The Mystery, The Pageant

posted in: Art | 15
Albert Sands Southworth and Josiah Johnson Hawes, ca. 1850. Amon Carter Museum, 1999. Image: Wikipedia.

 

 

A quilt-world friend with a sizable internet presence told me recently, “The project I’m working on is under wraps for now, so on social media I’m not saying where I am or what I’m doing and my mom said, ‘You’re as mysterious as Mary Fons!'”

I probably don’t need to tell you how much I relished this. I¬†hotdog¬†relished it. Me, mysterious? A woman with a sock monkey mascot? A woman who still doesn’t have a new dishwasher? Fabulous!

I could understand the perception, though. I blog on the ol’ PG and am not always forthcoming about where I am and what I’m doing, not because I don’t want you to know; in fact, I desperately want you to know. I want you to know where I’m going for Quiltfolk magazine; I want you to know where the next Quiltfolk pattern is coming from; I want you to know about this other quilt-world project I have going that I can’t talk about, yet, but which is major.

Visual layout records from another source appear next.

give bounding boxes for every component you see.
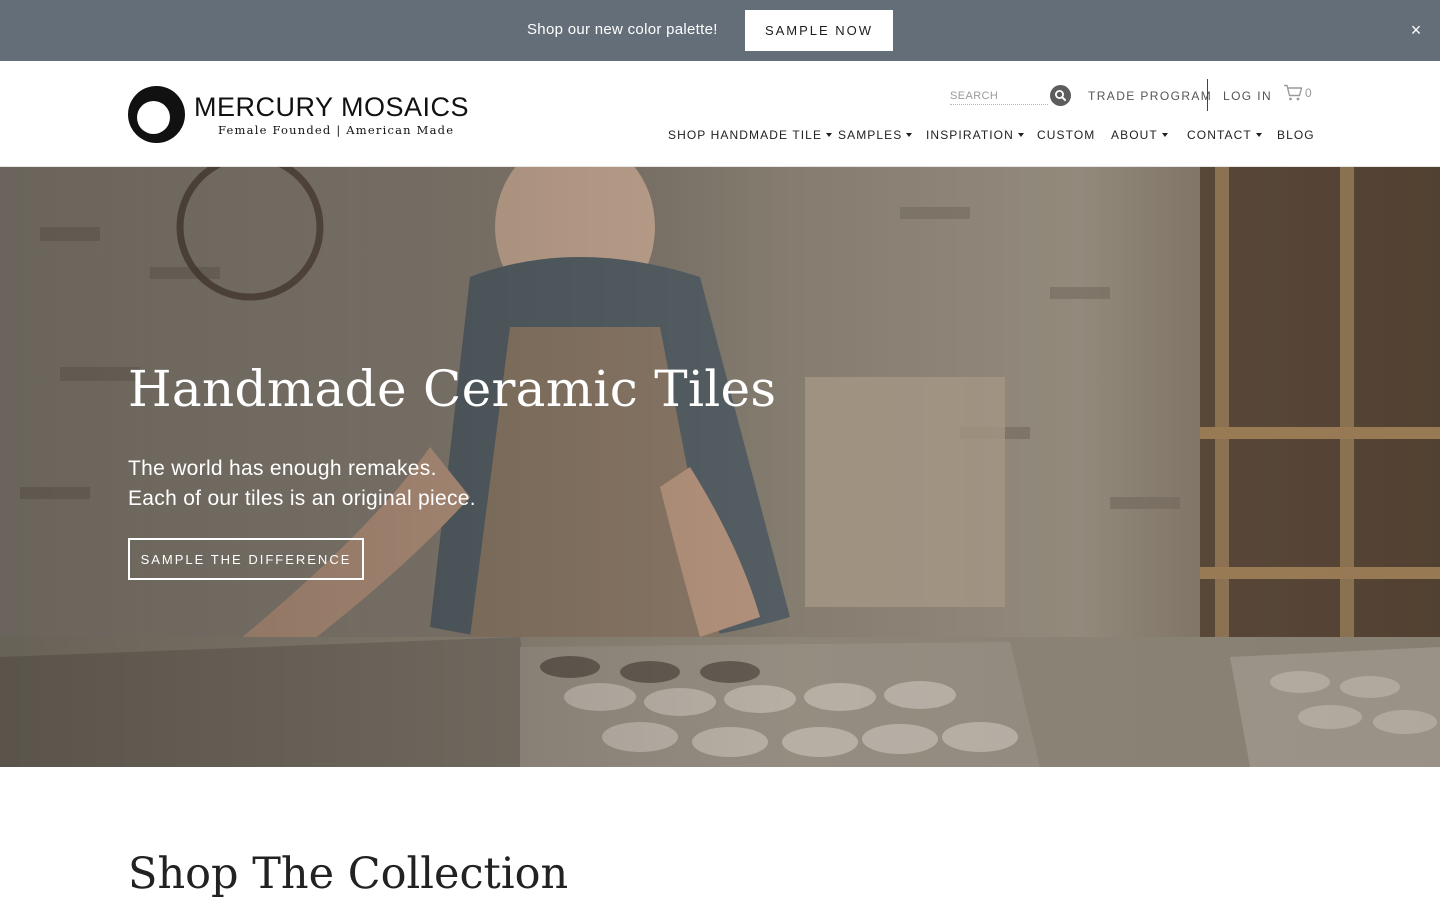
search-bar	[950, 85, 1072, 107]
caret-down-icon	[826, 133, 833, 137]
search-icon[interactable]	[1050, 85, 1071, 106]
nav-shop-handmade-tile[interactable]: SHOP HANDMADE TILE	[668, 128, 833, 142]
trade-program-link[interactable]: TRADE PROGRAM	[1088, 89, 1212, 103]
logo-name: MERCURY MOSAICS	[194, 92, 470, 122]
nav-label: SHOP HANDMADE TILE	[668, 128, 823, 142]
search-input[interactable]	[950, 87, 1048, 105]
nav-label: CONTACT	[1187, 128, 1252, 142]
nav-label: BLOG	[1277, 128, 1315, 142]
cart-count: 0	[1305, 86, 1312, 100]
logo-mark-icon	[128, 86, 185, 143]
announcement-bar: Shop our new color palette! SAMPLE NOW ×	[0, 0, 1440, 61]
site-header: MERCURY MOSAICS Female Founded | America…	[0, 61, 1440, 167]
logo-tagline: Female Founded | American Made	[218, 123, 455, 137]
nav-custom[interactable]: CUSTOM	[1037, 128, 1095, 142]
nav-label: SAMPLES	[838, 128, 903, 142]
nav-label: ABOUT	[1111, 128, 1158, 142]
header-divider	[1207, 79, 1208, 111]
nav-blog[interactable]: BLOG	[1277, 128, 1315, 142]
hero-title: Handmade Ceramic Tiles	[128, 360, 777, 418]
nav-label: INSPIRATION	[926, 128, 1014, 142]
caret-down-icon	[1161, 133, 1168, 137]
hero-subtitle-line-2: Each of our tiles is an original piece.	[128, 487, 476, 510]
nav-inspiration[interactable]: INSPIRATION	[926, 128, 1024, 142]
nav-samples[interactable]: SAMPLES	[838, 128, 913, 142]
nav-label: CUSTOM	[1037, 128, 1096, 142]
cart-icon	[1284, 84, 1303, 101]
nav-contact[interactable]: CONTACT	[1187, 128, 1262, 142]
logo[interactable]: MERCURY MOSAICS Female Founded | America…	[128, 86, 473, 144]
nav-about[interactable]: ABOUT	[1111, 128, 1168, 142]
log-in-link[interactable]: LOG IN	[1223, 89, 1272, 103]
collection-section-title: Shop The Collection	[128, 849, 569, 899]
cart-button[interactable]: 0	[1283, 84, 1315, 104]
caret-down-icon	[1255, 133, 1262, 137]
caret-down-icon	[1017, 133, 1024, 137]
close-icon[interactable]: ×	[1406, 20, 1426, 40]
hero-subtitle-line-1: The world has enough remakes.	[128, 457, 437, 480]
sample-now-button[interactable]: SAMPLE NOW	[745, 10, 893, 51]
caret-down-icon	[906, 133, 913, 137]
hero-banner: Handmade Ceramic Tiles The world has eno…	[0, 167, 1440, 767]
announcement-text: Shop our new color palette!	[527, 21, 718, 38]
sample-the-difference-button[interactable]: SAMPLE THE DIFFERENCE	[128, 538, 364, 580]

But I can’t tell you everything because there is an order to things. I didn’t make the order. I make the content, the world makes the order. So, I tell you things as I can and hope you’ll stay until everything becomes clear.

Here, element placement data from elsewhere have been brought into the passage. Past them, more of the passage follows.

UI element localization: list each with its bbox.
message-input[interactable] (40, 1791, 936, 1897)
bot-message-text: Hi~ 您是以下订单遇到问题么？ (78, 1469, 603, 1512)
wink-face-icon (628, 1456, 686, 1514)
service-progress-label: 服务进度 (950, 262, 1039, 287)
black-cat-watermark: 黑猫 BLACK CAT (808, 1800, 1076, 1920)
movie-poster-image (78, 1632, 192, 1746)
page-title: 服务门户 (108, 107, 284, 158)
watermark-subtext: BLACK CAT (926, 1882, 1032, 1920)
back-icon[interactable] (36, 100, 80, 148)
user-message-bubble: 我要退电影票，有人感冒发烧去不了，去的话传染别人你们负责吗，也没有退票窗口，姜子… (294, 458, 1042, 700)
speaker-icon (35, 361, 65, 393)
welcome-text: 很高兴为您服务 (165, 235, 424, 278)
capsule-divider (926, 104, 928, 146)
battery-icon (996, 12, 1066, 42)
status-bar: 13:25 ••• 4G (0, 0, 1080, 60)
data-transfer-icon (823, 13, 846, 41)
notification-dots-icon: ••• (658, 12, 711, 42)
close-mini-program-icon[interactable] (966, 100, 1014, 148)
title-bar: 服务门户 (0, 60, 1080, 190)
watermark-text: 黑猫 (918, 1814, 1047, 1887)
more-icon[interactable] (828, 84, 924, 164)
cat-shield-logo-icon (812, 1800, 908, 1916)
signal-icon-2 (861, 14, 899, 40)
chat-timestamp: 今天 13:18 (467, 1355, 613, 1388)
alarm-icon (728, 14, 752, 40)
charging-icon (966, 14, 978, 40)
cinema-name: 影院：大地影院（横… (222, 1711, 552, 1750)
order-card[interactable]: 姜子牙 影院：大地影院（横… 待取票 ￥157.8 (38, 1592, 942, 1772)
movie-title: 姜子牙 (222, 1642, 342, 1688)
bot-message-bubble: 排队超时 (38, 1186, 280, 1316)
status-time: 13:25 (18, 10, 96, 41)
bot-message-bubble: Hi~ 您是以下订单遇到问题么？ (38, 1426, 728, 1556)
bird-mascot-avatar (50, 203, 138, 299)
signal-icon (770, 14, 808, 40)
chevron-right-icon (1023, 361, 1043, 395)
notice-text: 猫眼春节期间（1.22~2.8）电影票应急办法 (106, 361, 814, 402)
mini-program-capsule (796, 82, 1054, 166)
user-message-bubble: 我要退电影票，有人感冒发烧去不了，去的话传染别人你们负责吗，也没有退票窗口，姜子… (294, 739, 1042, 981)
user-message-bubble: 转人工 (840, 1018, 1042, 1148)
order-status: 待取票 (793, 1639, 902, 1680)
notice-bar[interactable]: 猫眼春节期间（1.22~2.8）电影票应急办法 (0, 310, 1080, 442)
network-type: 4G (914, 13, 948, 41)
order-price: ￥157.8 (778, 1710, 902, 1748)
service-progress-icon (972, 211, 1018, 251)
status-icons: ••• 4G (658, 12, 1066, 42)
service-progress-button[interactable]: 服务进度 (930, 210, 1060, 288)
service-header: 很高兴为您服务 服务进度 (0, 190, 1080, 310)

Here’s what I can tell you:

I have come to upstate New York. I am near Syracuse. I have come here for a solid week to research and gather information from one of the most important living players in American quilt history. The reason we have set aside an entire a week is because a) I have a full-time job as editor in chief of a magazine and have many responsibilities from day to day which require my attention; b) it’s summer and everyone/everything is slow; and c) there’s so much to dive into with this person, we really need a year, not a week.

Here’s what else I can tell you:

I have been going through hundreds and hundreds of photographs, tin types, daguerrotypes, prints, and photos, all of which feature people and their quilts. That’s what this person has, among many other objects: He has photographs of people and quilts, starting in 1850, when photography became “a thing,” to around 1950. I’ve cried several times. I gasped, looking through the stacks, the boxes, the treasure. Put another way, I spent a day looking at humanity in photographs and stereoscope images and what I can tell you is that nothing has changed. We are the same. Humans are the same today as we ever were.

Sure, we have laptops now. We have polymers. We have the internet. We have blenders and vaccines but we also still have quilts. We still have families, cats, and dogs. Illness and death come to everyone and always has. Some of us have always mugged for the camera. There’s always been a person who blinked in a picture. We didn’t invent selfies in the 21st century; there are just more of them now and we can take them faster.

Being human is complicated, but today, I don’t think it’s so mysterious.